Piedades no era un pueblo, sino una calle con iglesia, plaza de fut, escuela y unas pocas casas. El ganado caminaba a pie, sin zapatos, por media calle y los campesinos eran descalzos, con sombrero de lona o de papel y machete al cinto, incluidos unos pocos gamonales que me regalaban bananos maduros, birringos y pan casero con mantequilla criolla hecha en casa, cuando les hacía mandados.
Un poemilla mío que le gustó a Antidio, terminaba diciendo que, cuando el sapo croaba en la oscuridad y después callaba, ya no éramos los mismos. Eran versos simples, sencillos como calzoncillo de manta, como decíamos entonces.
Pronto pude leer los versos de Antidio, escritos a máquina y en papel bond blanco, lo cual era un progreso. Al poco tiempo, empezó a visitar Piedades de Santa Ana, donde yo vivía, en compañía de una jovencita que, cuando leí también sus versos, me recordó a Kafka.

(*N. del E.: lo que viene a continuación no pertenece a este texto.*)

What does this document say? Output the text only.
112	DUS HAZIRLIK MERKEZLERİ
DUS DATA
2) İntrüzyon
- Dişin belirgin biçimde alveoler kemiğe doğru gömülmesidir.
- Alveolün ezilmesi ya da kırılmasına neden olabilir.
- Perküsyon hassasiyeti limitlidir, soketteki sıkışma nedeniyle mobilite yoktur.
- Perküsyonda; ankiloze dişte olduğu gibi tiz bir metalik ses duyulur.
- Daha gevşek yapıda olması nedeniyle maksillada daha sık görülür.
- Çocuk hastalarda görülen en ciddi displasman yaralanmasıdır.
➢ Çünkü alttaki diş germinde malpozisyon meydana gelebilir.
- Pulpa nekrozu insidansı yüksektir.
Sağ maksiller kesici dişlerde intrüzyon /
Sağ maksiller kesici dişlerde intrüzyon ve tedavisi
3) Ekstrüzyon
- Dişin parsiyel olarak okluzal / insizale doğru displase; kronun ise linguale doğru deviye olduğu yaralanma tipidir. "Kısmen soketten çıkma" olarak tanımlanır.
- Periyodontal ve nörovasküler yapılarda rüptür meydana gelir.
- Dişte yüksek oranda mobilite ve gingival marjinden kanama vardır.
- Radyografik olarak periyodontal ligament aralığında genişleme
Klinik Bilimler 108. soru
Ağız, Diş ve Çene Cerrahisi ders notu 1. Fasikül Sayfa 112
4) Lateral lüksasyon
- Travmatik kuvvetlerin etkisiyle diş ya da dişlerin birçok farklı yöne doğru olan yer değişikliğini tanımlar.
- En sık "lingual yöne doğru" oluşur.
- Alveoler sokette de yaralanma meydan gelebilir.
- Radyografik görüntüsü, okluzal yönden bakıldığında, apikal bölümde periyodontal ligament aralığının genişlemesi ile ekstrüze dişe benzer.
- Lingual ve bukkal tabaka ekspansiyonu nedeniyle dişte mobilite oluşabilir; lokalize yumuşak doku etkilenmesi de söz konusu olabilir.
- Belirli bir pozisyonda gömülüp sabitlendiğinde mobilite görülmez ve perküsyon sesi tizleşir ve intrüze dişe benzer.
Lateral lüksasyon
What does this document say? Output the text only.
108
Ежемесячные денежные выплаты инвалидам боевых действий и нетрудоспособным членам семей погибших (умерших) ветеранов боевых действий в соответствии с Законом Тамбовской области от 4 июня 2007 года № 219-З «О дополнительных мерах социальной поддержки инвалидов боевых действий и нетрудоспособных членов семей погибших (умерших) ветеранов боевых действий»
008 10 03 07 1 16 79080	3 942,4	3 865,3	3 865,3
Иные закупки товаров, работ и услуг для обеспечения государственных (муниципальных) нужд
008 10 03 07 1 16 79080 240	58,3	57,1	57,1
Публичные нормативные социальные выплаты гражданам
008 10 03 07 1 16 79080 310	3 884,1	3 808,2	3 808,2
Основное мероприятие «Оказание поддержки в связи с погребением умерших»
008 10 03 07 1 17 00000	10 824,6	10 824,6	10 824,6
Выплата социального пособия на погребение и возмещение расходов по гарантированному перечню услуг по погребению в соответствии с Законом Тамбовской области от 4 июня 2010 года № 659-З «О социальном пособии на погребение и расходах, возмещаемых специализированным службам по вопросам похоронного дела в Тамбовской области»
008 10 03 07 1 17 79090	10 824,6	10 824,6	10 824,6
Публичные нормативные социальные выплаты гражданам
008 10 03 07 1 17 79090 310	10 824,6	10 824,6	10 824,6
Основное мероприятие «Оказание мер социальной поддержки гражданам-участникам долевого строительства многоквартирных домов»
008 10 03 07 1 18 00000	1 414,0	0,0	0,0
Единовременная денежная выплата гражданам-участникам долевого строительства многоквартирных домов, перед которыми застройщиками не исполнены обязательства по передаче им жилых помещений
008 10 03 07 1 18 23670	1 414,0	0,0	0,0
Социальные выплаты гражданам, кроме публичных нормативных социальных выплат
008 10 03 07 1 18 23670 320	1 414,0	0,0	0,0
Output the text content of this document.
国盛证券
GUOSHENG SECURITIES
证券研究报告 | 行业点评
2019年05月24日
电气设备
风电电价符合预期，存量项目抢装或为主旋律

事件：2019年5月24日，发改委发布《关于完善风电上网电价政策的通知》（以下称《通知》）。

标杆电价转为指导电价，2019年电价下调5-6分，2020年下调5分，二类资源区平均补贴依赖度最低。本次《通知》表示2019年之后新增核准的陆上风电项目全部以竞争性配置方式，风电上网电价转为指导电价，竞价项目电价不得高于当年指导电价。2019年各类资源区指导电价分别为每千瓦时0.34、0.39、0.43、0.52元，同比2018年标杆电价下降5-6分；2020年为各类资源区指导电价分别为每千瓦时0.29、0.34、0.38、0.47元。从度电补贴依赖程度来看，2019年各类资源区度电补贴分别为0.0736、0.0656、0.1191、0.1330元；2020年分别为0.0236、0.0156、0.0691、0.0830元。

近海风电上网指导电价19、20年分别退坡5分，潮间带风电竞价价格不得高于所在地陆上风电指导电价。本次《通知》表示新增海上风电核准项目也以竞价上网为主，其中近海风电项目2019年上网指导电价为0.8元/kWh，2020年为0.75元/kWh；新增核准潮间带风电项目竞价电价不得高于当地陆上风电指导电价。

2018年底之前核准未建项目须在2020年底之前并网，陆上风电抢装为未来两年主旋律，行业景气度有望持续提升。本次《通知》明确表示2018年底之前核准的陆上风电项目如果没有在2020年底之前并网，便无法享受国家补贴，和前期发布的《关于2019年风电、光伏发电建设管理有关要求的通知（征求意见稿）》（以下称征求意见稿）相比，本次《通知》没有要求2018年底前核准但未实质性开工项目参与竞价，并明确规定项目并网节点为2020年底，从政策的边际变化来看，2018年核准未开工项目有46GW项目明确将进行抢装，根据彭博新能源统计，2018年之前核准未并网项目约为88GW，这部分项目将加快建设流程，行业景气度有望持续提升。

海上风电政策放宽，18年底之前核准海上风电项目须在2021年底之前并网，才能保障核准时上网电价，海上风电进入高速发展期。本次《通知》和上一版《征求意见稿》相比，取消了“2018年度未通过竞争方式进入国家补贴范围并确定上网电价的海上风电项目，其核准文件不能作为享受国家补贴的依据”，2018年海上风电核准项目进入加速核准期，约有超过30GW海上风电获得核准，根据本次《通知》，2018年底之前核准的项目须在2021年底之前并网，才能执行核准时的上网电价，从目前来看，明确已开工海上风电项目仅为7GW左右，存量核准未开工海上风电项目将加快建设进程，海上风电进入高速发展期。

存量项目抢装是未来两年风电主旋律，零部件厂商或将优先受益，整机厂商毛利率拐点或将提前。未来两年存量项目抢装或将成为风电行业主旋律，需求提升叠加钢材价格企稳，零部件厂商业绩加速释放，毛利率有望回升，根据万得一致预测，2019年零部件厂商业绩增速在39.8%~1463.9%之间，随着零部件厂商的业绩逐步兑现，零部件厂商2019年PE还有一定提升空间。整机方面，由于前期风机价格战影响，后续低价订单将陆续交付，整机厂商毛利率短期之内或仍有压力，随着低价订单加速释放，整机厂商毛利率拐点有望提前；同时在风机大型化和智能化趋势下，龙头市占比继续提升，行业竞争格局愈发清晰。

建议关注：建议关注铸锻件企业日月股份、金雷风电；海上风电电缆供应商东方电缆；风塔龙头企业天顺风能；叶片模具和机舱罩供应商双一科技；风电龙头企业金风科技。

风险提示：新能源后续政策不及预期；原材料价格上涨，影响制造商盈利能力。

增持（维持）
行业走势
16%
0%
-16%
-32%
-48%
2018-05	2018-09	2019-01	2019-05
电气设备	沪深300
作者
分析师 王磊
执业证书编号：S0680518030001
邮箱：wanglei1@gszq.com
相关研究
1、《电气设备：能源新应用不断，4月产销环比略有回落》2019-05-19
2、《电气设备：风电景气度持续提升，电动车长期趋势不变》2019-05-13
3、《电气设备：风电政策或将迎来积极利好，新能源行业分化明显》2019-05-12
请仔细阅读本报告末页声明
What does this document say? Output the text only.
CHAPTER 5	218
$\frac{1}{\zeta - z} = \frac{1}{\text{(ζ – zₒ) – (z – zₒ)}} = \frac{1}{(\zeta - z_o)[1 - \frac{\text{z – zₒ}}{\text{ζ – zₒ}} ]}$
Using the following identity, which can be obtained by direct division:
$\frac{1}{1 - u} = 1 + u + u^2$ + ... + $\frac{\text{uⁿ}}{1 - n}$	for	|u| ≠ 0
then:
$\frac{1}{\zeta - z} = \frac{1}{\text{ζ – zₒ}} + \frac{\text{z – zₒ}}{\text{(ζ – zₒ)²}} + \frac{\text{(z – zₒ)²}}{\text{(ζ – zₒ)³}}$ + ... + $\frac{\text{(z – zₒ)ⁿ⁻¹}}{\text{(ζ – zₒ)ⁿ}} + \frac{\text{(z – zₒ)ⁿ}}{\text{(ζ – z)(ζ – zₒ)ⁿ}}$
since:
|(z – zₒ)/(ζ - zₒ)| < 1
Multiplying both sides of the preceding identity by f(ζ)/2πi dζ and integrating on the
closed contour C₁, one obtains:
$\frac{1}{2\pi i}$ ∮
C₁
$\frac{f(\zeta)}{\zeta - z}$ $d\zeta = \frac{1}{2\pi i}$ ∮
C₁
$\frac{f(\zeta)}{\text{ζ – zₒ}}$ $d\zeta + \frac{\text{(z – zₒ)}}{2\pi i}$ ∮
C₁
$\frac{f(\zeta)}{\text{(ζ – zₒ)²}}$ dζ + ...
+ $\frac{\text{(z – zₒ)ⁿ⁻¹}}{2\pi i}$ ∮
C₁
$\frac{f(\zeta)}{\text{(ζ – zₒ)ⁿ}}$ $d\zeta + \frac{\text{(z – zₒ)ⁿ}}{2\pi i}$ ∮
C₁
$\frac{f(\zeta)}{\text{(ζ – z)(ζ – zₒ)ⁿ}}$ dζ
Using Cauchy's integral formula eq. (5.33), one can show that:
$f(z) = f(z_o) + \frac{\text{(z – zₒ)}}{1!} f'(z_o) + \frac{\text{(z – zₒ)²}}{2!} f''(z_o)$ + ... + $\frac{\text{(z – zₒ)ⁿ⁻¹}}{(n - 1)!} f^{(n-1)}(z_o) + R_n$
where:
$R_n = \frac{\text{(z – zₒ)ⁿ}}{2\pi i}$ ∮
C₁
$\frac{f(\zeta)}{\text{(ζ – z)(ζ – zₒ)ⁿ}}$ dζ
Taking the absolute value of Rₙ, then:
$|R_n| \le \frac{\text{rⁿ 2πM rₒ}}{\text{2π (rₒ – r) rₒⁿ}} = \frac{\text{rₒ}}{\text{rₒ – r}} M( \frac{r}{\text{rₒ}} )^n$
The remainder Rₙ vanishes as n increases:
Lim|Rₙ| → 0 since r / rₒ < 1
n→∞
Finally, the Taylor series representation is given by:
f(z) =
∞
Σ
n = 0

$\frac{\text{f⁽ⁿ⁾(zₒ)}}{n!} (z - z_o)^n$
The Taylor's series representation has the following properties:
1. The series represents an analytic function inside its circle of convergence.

Los poemas de Antidio mostraban una gran habilidad para manejarse retórica y dialécticamente.
Curiosamente, le descubrí su olfato o intuición para adivinar dónde había poesía y dónde podría haber un poeta o, al menos, pretenderlo. Fue así como pudo conocer a otros jóvenes del pueblo que también escribían.
Lo que nunca imaginé fue que, desde entonces, en los años cincuenta, empezó a construir un poema sobre mi pueblo, de unos 500 versos, que me está dedicado “por deber de poesía”, que le prometí publicar y así lo haré oportunamente, cuando tenga plata.
En su compañía, pude visitar la casa de Carlos Luis Fallas, en Alajuela, en aquellos tiempos en que mucho se hablaba de poesía comprometida, concepto que nunca pude digerir. A raíz de eso, Antidio se oponía a publicar sus primeros poemas, aparentemente no comprometidos, pero lo convencí para que algún día lo hiciera con un título que le sugerí y fue “Poesía y error”. En ese libro está incluido el poema titulado Muchamiel, que me fascinó e hizo nacer en mí el afán de escribir como él, algo muy explicable en un adolescente, a la vez que imposible.
Con el paso del tiempo, pude trabajar con él y con Mayra Jiménez en el Conservatorio Castella, en preceptiva literaria, pero yo, más que a enseñar, fui a tratar de aprender. Mucho tiempo más tarde, lo acompañé como asistente en la Editorial de la Universidad Nacional, de la que fue fundador, a su regreso de Venezuela, donde se hizo profesional de la filosofía, lo que le permitió escribir poesía con base en su indudable sensibilidad estética. A mí me cayó mal mi amiguito Alfonso Chase, cuando me dijo que había conocido a Antidio en Caracas. Le pregunté qué le había parecido y me respondió a secas: un profesor.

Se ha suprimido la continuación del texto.